La materia dell’edilizia ed
urbanistica occupa in campo nazionale il primo posto con una % del 23,14%.
Segue
al secondo posto, la materia Igiene, Sanità ed Ecologia, ed al terzo posto
l’Attività della P.A.. A Latina, i ricorsi in edilizia ed urbanistica, nel 2005
hanno raggiunto la percentuale del 49% che è più che doppia di quella
nazionale. Per l’edilizia, stante l’avvenuta presentazione delle domande di
nuovo condono, il T.A.R. di Latina sta effettuando una vasta attività istruttoria, a tappeto,
rivolta ai ricorrenti ed ai Comuni, per conoscere se, dopo il provvedimento
sanzionatorio irrogato (sanzione finanziaria, sospensione lavori, demolizione,
acquisizione) sia stata o meno presentata, per lo stesso immobile sanzionato,
una domanda di sanatoria edilizia o di condono. Gli esiti di questa attività
istruttoria renderanno improcedibili centinaia di ricorsi giacenti, ai quali
va, comunque, data dignitosa sepoltura.
E’, ancora elevato, il numero dei
ricorsi per l’esecuzione del giudicato o di sentenze di I° grado (esecutive)

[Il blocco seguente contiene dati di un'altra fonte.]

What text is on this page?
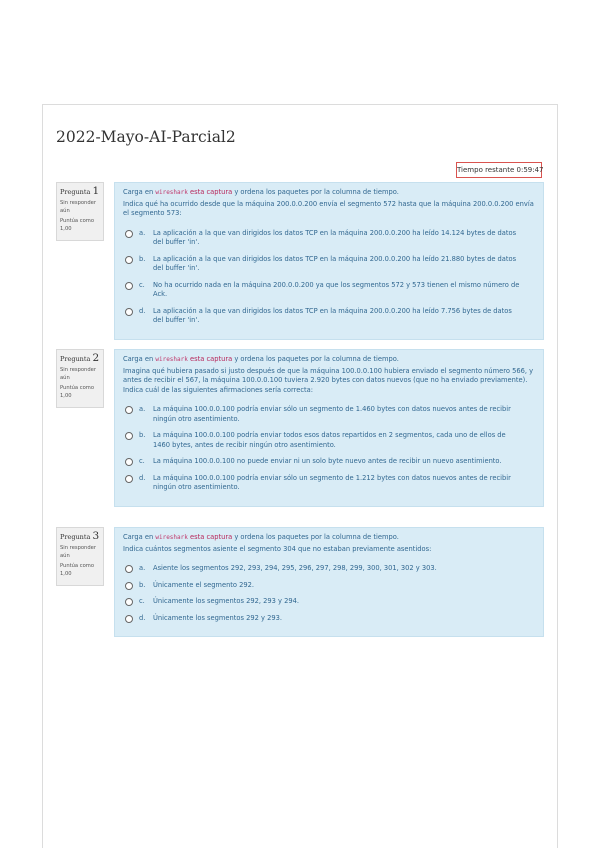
2022-Mayo-AI-Parcial2
Tiempo restante 0:59:47

Pregunta 1

Sin responder aún

Puntúa como 1,00

Carga en wireshark esta captura y ordena los paquetes por la columna de tiempo.

Indica qué ha ocurrido desde que la máquina 200.0.0.200 envía el segmento 572 hasta que la máquina 200.0.0.200 envía el segmento 573:

a.	La aplicación a la que van dirigidos los datos TCP en la máquina 200.0.0.200 ha leído 14.124 bytes de datos del buffer 'in'.
b.	La aplicación a la que van dirigidos los datos TCP en la máquina 200.0.0.200 ha leído 21.880 bytes de datos del buffer 'in'.
c.	No ha ocurrido nada en la máquina 200.0.0.200 ya que los segmentos 572 y 573 tienen el mismo número de Ack.
d.	La aplicación a la que van dirigidos los datos TCP en la máquina 200.0.0.200 ha leído 7.756 bytes de datos del buffer 'in'.

Pregunta 2

Sin responder aún

Puntúa como 1,00

Carga en wireshark esta captura y ordena los paquetes por la columna de tiempo.

Imagina qué hubiera pasado si justo después de que la máquina 100.0.0.100 hubiera enviado el segmento número 566, y antes de recibir el 567, la máquina 100.0.0.100 tuviera 2.920 bytes con datos nuevos (que no ha enviado previamente). Indica cuál de las siguientes afirmaciones sería correcta:

a.	La máquina 100.0.0.100 podría enviar sólo un segmento de 1.460 bytes con datos nuevos antes de recibir ningún otro asentimiento.
b.	La máquina 100.0.0.100 podría enviar todos esos datos repartidos en 2 segmentos, cada uno de ellos de 1460 bytes, antes de recibir ningún otro asentimiento.
c.	La máquina 100.0.0.100 no puede enviar ni un solo byte nuevo antes de recibir un nuevo asentimiento.
d.	La máquina 100.0.0.100 podría enviar sólo un segmento de 1.212 bytes con datos nuevos antes de recibir ningún otro asentimiento.

Pregunta 3

Sin responder aún

Puntúa como 1,00

Carga en wireshark esta captura y ordena los paquetes por la columna de tiempo.

Indica cuántos segmentos asiente el segmento 304 que no estaban previamente asentidos:

a.	Asiente los segmentos 292, 293, 294, 295, 296, 297, 298, 299, 300, 301, 302 y 303.
b.	Únicamente el segmento 292.
c.	Únicamente los segmentos 292, 293 y 294.
d.	Únicamente los segmentos 292 y 293.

non sospese dal Consiglio di Stato; è questo un chiaro sintomo
dell’inottemperanza delle Amministrazioni Pubbliche di fronte alle sentenze del
Giudice. L’esecuzione di giudicato sta diventando un terzo grado di giudizio.

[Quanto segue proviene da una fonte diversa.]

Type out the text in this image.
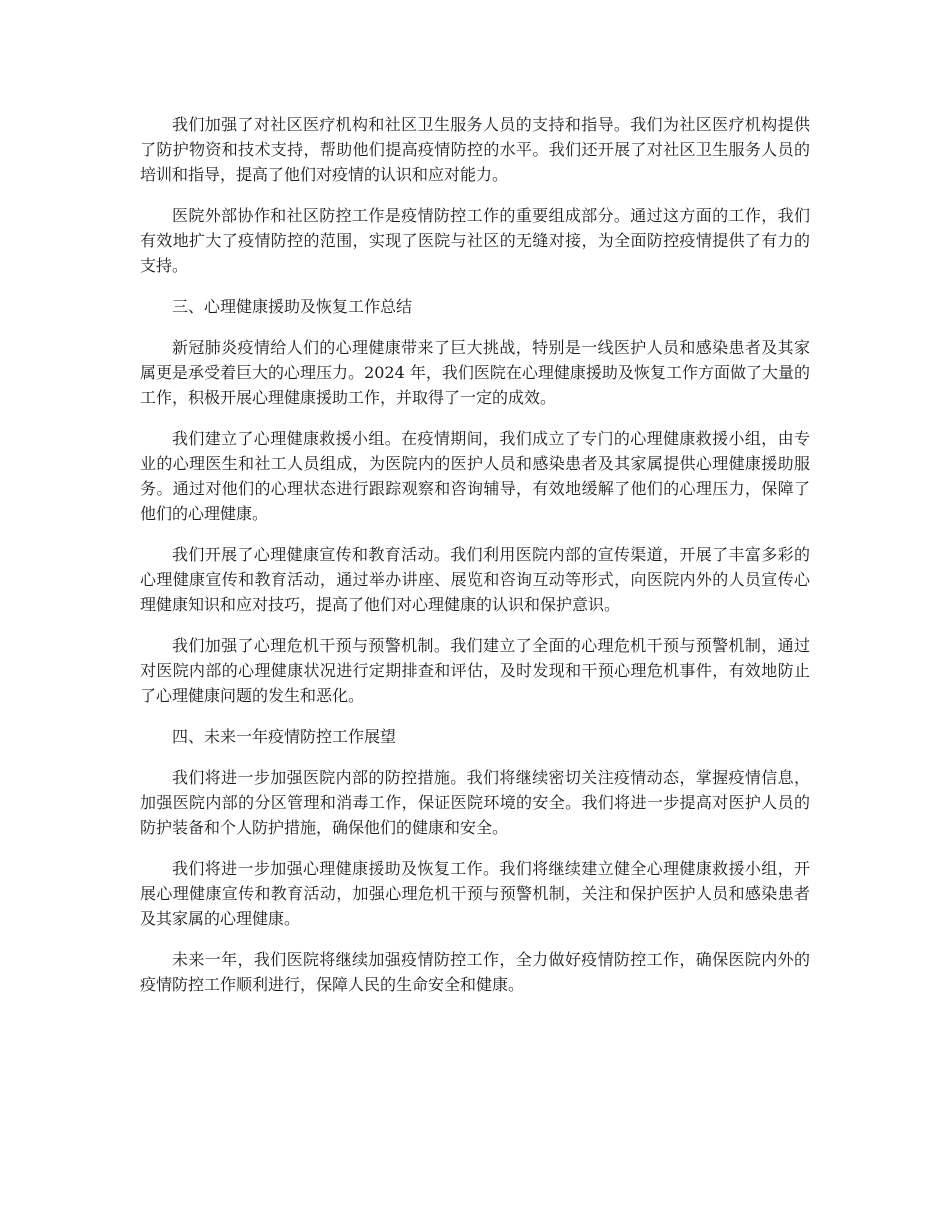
我们加强了对社区医疗机构和社区卫生服务人员的支持和指导。我们为社区医疗机构提供了防护物资和技术支持，帮助他们提高疫情防控的水平。我们还开展了对社区卫生服务人员的培训和指导，提高了他们对疫情的认识和应对能力。

医院外部协作和社区防控工作是疫情防控工作的重要组成部分。通过这方面的工作，我们有效地扩大了疫情防控的范围，实现了医院与社区的无缝对接，为全面防控疫情提供了有力的支持。

三、心理健康援助及恢复工作总结

新冠肺炎疫情给人们的心理健康带来了巨大挑战，特别是一线医护人员和感染患者及其家属更是承受着巨大的心理压力。2024 年，我们医院在心理健康援助及恢复工作方面做了大量的工作，积极开展心理健康援助工作，并取得了一定的成效。

我们建立了心理健康救援小组。在疫情期间，我们成立了专门的心理健康救援小组，由专业的心理医生和社工人员组成，为医院内的医护人员和感染患者及其家属提供心理健康援助服务。通过对他们的心理状态进行跟踪观察和咨询辅导，有效地缓解了他们的心理压力，保障了他们的心理健康。

我们开展了心理健康宣传和教育活动。我们利用医院内部的宣传渠道，开展了丰富多彩的心理健康宣传和教育活动，通过举办讲座、展览和咨询互动等形式，向医院内外的人员宣传心理健康知识和应对技巧，提高了他们对心理健康的认识和保护意识。

我们加强了心理危机干预与预警机制。我们建立了全面的心理危机干预与预警机制，通过对医院内部的心理健康状况进行定期排查和评估，及时发现和干预心理危机事件，有效地防止了心理健康问题的发生和恶化。

四、未来一年疫情防控工作展望

我们将进一步加强医院内部的防控措施。我们将继续密切关注疫情动态，掌握疫情信息，加强医院内部的分区管理和消毒工作，保证医院环境的安全。我们将进一步提高对医护人员的防护装备和个人防护措施，确保他们的健康和安全。

我们将进一步加强心理健康援助及恢复工作。我们将继续建立健全心理健康救援小组，开展心理健康宣传和教育活动，加强心理危机干预与预警机制，关注和保护医护人员和感染患者及其家属的心理健康。

未来一年，我们医院将继续加强疫情防控工作，全力做好疫情防控工作，确保医院内外的疫情防控工作顺利进行，保障人民的生命安全和健康。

Quanto agli esiti, i ricorsi in I°
grado sono accolti per il 55,74%.
In concreto, un pò di più di un
provvedimento su due, emesso dalla Pubblica Amministrazione (tra quelli portati
in giudizio) è illegittimo!
Il T.A.R., più accoglista è sempre la
Sicilia con il 75% (questo potrebbe significare che la P.A. in Sicilia sbaglia
più frequentemente). Segue la Campania con il 73,13% e la Calabria con il 55,54%.
Nel Lazio, si accolgono, in I° grado il
43,21% dei ricorsi. I T.A.R. meno accoglisti sono quello della Valle d’Aosta (33%),
della Toscana (32%). Questo può significare che la P.A. a Trento, ad Aosta ed
in Toscana opera più legittimamente!
Le sentenze di I° grado appellate sono
il 10,33%. Di queste, il 40,14% è riformato in appello. Ne consegue che le
sentenze di I° grado diventano definitive nella percentuale del 96,11%. La
Giustizia Amministrativa la si fa prevalentemente in I° grado.

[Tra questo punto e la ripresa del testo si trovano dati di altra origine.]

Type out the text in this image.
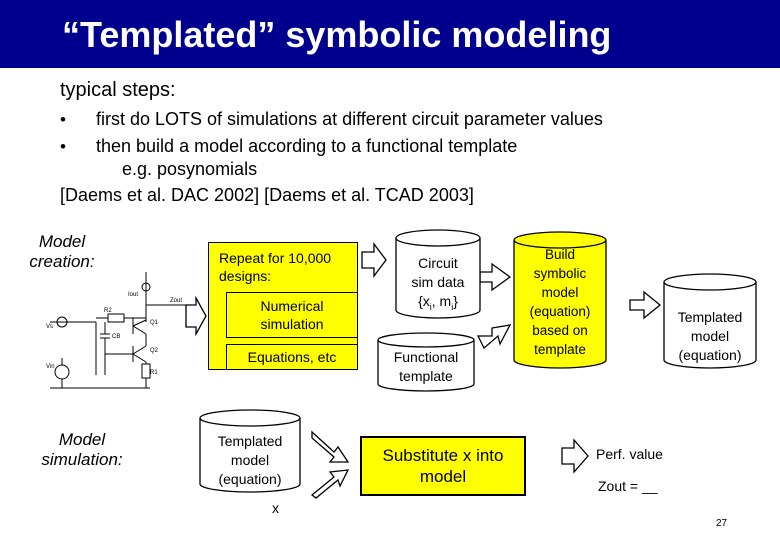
“Templated” symbolic modeling
typical steps:
• first do LOTS of simulations at different circuit parameter values
• then build a model according to a functional template
e.g. posynomials
[Daems et al. DAC 2002] [Daems et al. TCAD 2003]
Model
creation:
Model
simulation:
Iout
Zout
R2
Vs
Q1
CB
Q2
Vin
R1
Repeat for 10,000
designs:
Numerical
simulation
Equations, etc
Circuit
sim data
{$x_i$, $m_i$}
Functional
template
Build
symbolic
model
(equation)
based on
template
Templated
model
(equation)
Templated
model
(equation)
x
Substitute x into
model
Perf. value
Zout = __
27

E’ ovvio che i casi più importanti
arrivano in Consiglio di Stato che esplica mirabilmente -va riconosciuto- un
importante ruolo di nomofilachia nell’ambito della Giustizia Amministrativa.
Concludo, ringranziandoVi ancora di
cuore, anche per la pazienza e l’attenzione con la quale mi avete ascoltato.